Supplement vitamin C and trace elements. To strengthen the elasticity and toughness of blood vessels and prevent bleeding, the trace element iodine can reduce the deposition of cholesterol lipids and calcium salts in the walls of blood vessels and hinder the formation of atherosclerotic lesions (seafood is rich in iodine); magnesium can improve myocardial excitability and help inhibit heart rhythm disorders (magnesium is more abundant in green leafy vegetables).
It is advisable to eat coarse grains and coarse fiber food to prevent constipation from having adverse effects on the heart.
Avoid: should control the intake of caloric food, do not make the body overweight. Avoid eating too much animal fat and animal offal containing high cholesterol. Control salt intake, salted vegetables, bean paste, sausages, cured meat, etc. It is best not to eat or eat less. Avoid smoking, alcohol and stimulating foods.
Healthy diet principles for patients with myocardial infarction
Myocardial infarction is the main complication of coronary heart disease, and a reasonable diet is important for the treatment of myocardial infarction. Patients with acute myocardial infarction should be strictly bedridden, nutrition should not be excessive, and the following issues should be noted when eating.

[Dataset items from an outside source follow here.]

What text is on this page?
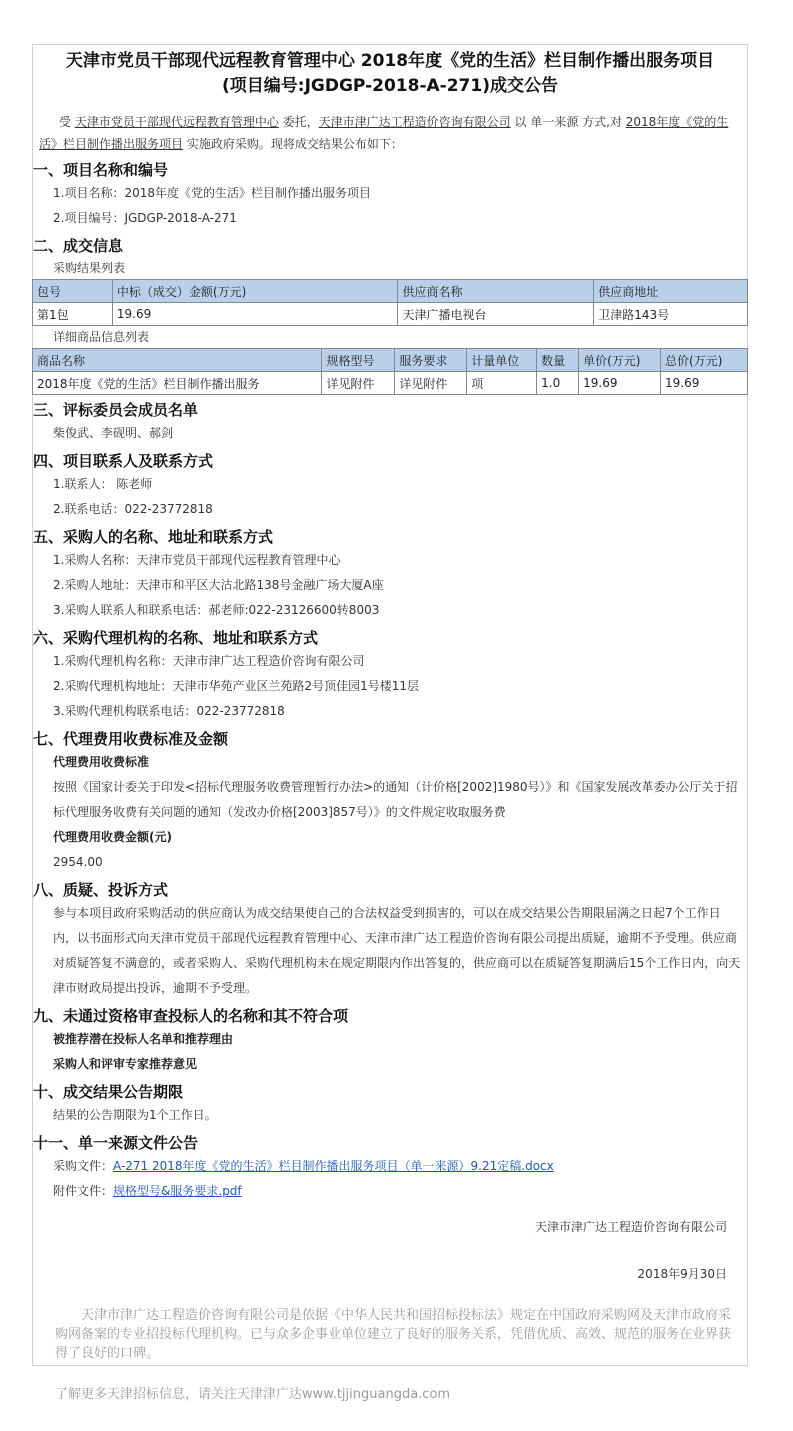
天津市党员干部现代远程教育管理中心 2018年度《党的生活》栏目制作播出服务项目
(项目编号:JGDGP-2018-A-271)成交公告
受 天津市党员干部现代远程教育管理中心 委托，天津市津广达工程造价咨询有限公司 以 单一来源 方式,对 2018年度《党的生活》栏目制作播出服务项目 实施政府采购。现将成交结果公布如下：
一、项目名称和编号
1.项目名称：2018年度《党的生活》栏目制作播出服务项目
2.项目编号：JGDGP-2018-A-271
二、成交信息
采购结果列表
包号	中标（成交）金额(万元)	供应商名称	供应商地址
第1包	19.69	天津广播电视台	卫津路143号
详细商品信息列表
商品名称	规格型号	服务要求	计量单位	数量	单价(万元)	总价(万元)
2018年度《党的生活》栏目制作播出服务	详见附件	详见附件	项	1.0	19.69	19.69
三、评标委员会成员名单
柴俊武、李砚明、郝剑
四、项目联系人及联系方式
1.联系人： 陈老师
2.联系电话：022-23772818
五、采购人的名称、地址和联系方式
1.采购人名称：天津市党员干部现代远程教育管理中心
2.采购人地址：天津市和平区大沽北路138号金融广场大厦A座
3.采购人联系人和联系电话：郝老师:022-23126600转8003
六、采购代理机构的名称、地址和联系方式
1.采购代理机构名称：天津市津广达工程造价咨询有限公司
2.采购代理机构地址：天津市华苑产业区兰苑路2号顶佳园1号楼11层
3.采购代理机构联系电话：022-23772818
七、代理费用收费标准及金额
代理费用收费标准
按照《国家计委关于印发<招标代理服务收费管理暂行办法>的通知（计价格[2002]1980号）》和《国家发展改革委办公厅关于招标代理服务收费有关问题的通知（发改办价格[2003]857号）》的文件规定收取服务费
代理费用收费金额(元)
2954.00
八、质疑、投诉方式
参与本项目政府采购活动的供应商认为成交结果使自己的合法权益受到损害的，可以在成交结果公告期限届满之日起7个工作日内，以书面形式向天津市党员干部现代远程教育管理中心、天津市津广达工程造价咨询有限公司提出质疑，逾期不予受理。供应商对质疑答复不满意的，或者采购人、采购代理机构未在规定期限内作出答复的，供应商可以在质疑答复期满后15个工作日内，向天津市财政局提出投诉，逾期不予受理。
九、未通过资格审查投标人的名称和其不符合项
被推荐潜在投标人名单和推荐理由
采购人和评审专家推荐意见
十、成交结果公告期限
结果的公告期限为1个工作日。
十一、单一来源文件公告
采购文件：A-271 2018年度《党的生活》栏目制作播出服务项目（单一来源）9.21定稿.docx
附件文件：规格型号&服务要求.pdf
天津市津广达工程造价咨询有限公司
2018年9月30日
天津市津广达工程造价咨询有限公司是依据《中华人民共和国招标投标法》规定在中国政府采购网及天津市政府采购网备案的专业招投标代理机构。已与众多企事业单位建立了良好的服务关系，凭借优质、高效、规范的服务在业界获得了良好的口碑。
了解更多天津招标信息，请关注天津津广达www.tjjinguangda.com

(1) Limit caloric intake to reduce the burden on the heart. Especially in the early stage of the disease, one should eat less and more meals, mainly liquid, and avoid meals that are too cold or too hot. As the condition improves, semi-liquid meals can be increased appropriately and calories can be gradually increased. Allow moderate amounts of lean meat, fish, fruits, etc. Keep the gastrointestinal tract open frequently to prevent aggravation of the disease by excessive straining during stooling.
(2) The diet should be balanced, light and nutritious to improve the nutritional supply of the body, including the cardiomyocytes, to protect and maintain the heart function and promote the patient’s early recovery. Excessive and stimulating foods should be avoided, and strong tea and coffee should not be consumed. Avoid eating large amounts of fat because there is a risk of thrombosis due to increased blood lipids and increased blood viscosity after meals, resulting in slow blood flow and platelet aggregation.
(3) Pay attention to the balance of sodium and potassium, and increase the intake of magnesium appropriately to prevent or reduce the occurrence and development of complications, especially arrhythmias and heart failure. Generally recommended low salt diet, but in the acute period if the loss of sodium in the urine is excessive, it is not necessary to overly restrict sodium. The dietary intake of sodium, potassium and magnesium should be adjusted at any time according to the condition.
(4) In acute myocardial infarction with cardiac insufficiency, there are often gastrointestinal disorders, so diet should be paid more attention. In the first 1 to 2 days of the disease, only give hot water juice, rice soup, honey water, lotus root powder and other liquid diet, ~7 times a day, ~150 ml each time. If the patient’s heart function improves and the pain is reduced, the diet of lean meat, steamed egg white and thin rice porridge can be gradually increased. With the recovery of the disease, the diet for coronary heart disease can be adopted 6 weeks after the disease, but the diet still needs to be soft and easy to digest.